PS: Previous implementation of TRIADB in Intersystems Cache was about two times faster in loading data row-wise but still slow. I guess this had to do with the code I wrote inside the server of Cache using their native Cache language. You may probably say that server-side code is the extreme you can go after, using a specific vendor's solution for back-end datastore/database.
Further to our discussion, you might also find this massive insertion benchmarks I ran in both ROM and RediSearch. I have drawn the conclusion, see this comment, that Redis is rather slow for massive insertion of data when you use it as a data store with a single TCP/IP connection. My previous non-optimized tests on IntersystemsCache - Python verify that. It also allocates a lot of memory in comparison with numpy data structures
Yes, memory storage (data representation) and massive insertion of data are related problems. From the developer's point of view I would expect to load a dataframe (table) of data on a client-server system as fast as possible and if it's a memory data store I would expect it also to fit in a minimum size including indexes.
You have referred to fast memory data structures like Numpy, recently I started studying such software tools. There is already a good established trend to use Apache Arrow tools for fast in-memory processing and interprocess communication. Apache Arrow acts as a high-performance interface between various systems.
My work starts at the staging area, i.e. management of data resources, data models, mapping between the two, loading data/indexes in memory and then performing queries (filtering) and aggregations. It would be nice to see if we can link the two projects.
You may find this last comment I wrote here relevant, there are many puzzles to solve in TRIADB associative - semiotic - hypergraph engine. One of them is fast construction of bitmap secondary indices. I would prefer to demonstrate that to you and others instead of explaining it with words and ask for your valuable assistance when I am in need to solve a very specific implementation task.

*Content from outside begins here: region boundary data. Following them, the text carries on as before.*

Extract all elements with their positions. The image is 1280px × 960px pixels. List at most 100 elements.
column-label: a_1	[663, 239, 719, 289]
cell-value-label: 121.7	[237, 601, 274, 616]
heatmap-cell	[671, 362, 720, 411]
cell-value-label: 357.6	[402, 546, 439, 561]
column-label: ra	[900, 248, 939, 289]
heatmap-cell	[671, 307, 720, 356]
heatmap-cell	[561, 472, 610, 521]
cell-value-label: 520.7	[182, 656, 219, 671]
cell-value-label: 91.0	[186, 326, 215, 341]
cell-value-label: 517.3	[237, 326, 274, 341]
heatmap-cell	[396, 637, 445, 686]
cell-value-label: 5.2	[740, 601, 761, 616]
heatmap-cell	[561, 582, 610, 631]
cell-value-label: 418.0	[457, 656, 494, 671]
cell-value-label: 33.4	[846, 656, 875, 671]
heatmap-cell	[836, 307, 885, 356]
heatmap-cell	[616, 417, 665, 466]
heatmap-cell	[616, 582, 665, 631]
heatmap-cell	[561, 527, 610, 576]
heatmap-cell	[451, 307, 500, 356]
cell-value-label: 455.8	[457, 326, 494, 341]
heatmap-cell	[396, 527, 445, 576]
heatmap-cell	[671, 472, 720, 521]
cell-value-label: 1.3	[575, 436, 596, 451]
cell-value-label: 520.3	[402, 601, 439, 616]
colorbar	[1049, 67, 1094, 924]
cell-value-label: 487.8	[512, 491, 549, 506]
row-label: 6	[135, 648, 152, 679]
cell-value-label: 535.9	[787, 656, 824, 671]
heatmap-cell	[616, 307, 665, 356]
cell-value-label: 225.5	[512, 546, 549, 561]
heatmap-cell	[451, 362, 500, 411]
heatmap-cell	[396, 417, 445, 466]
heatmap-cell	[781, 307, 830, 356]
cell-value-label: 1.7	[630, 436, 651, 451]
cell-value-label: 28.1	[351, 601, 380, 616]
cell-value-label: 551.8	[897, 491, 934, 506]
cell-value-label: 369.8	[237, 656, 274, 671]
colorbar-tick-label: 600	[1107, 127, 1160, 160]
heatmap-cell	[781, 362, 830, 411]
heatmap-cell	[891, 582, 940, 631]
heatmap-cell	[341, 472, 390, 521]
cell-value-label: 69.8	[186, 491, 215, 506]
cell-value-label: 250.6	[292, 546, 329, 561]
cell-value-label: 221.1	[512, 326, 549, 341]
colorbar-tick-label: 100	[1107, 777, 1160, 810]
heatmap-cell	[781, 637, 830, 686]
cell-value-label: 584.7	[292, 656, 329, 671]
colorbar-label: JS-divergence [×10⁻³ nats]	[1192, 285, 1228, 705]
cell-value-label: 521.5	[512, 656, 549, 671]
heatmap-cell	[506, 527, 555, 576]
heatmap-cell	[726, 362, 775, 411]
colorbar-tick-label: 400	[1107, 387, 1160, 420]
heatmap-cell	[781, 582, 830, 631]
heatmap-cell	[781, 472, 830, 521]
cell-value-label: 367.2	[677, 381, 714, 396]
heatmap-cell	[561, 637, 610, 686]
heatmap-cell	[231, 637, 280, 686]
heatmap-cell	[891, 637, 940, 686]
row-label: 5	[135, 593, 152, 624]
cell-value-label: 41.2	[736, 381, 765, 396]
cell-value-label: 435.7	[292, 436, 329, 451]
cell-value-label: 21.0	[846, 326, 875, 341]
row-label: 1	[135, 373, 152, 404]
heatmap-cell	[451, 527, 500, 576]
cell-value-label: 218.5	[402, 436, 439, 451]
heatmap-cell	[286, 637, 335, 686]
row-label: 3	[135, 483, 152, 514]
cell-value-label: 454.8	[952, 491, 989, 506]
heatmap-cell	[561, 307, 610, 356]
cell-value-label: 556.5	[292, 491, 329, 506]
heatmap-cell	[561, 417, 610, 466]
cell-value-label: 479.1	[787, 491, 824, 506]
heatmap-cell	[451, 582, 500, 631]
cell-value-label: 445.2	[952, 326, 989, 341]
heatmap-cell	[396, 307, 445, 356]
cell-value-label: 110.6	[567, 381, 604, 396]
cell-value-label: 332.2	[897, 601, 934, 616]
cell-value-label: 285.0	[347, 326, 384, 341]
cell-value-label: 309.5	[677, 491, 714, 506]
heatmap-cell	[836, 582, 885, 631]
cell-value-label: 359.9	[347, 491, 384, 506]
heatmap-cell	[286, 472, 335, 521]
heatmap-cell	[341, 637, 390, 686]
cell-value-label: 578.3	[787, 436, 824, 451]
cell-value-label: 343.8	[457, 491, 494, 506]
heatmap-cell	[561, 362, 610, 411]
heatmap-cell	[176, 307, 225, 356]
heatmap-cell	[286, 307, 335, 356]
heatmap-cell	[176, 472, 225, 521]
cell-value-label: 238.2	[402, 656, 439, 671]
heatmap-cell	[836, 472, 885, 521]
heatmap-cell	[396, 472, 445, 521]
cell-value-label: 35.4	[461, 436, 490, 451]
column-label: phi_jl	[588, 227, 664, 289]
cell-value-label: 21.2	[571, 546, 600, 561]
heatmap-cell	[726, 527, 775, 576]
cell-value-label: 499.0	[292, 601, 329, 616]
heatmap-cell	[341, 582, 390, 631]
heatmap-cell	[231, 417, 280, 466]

Hi, @josiahcarlson I think I owe you a final reply here, since you are complaining about me in public.
- Yes if one is interested in an open-source project he asks questions, suggests features to add, etc...
- That is not true, revisit my github issues/responses. Do whatever you like with your software. I have only tried to use ROM in my project.
- The links here have been added for the specific issue I had with ROM, and Redis in general, about very slow massive insertion and memory allocation.
And finally, If you see the issues I opened, four out of seven have been marked with a bug
tag. So I think I helped you this way to improve your software. And you have also taken plenty of feedback through Q&A we exchanged. And yes, you helped me because I helped you too, end of story. Wish you best luck with your new venture.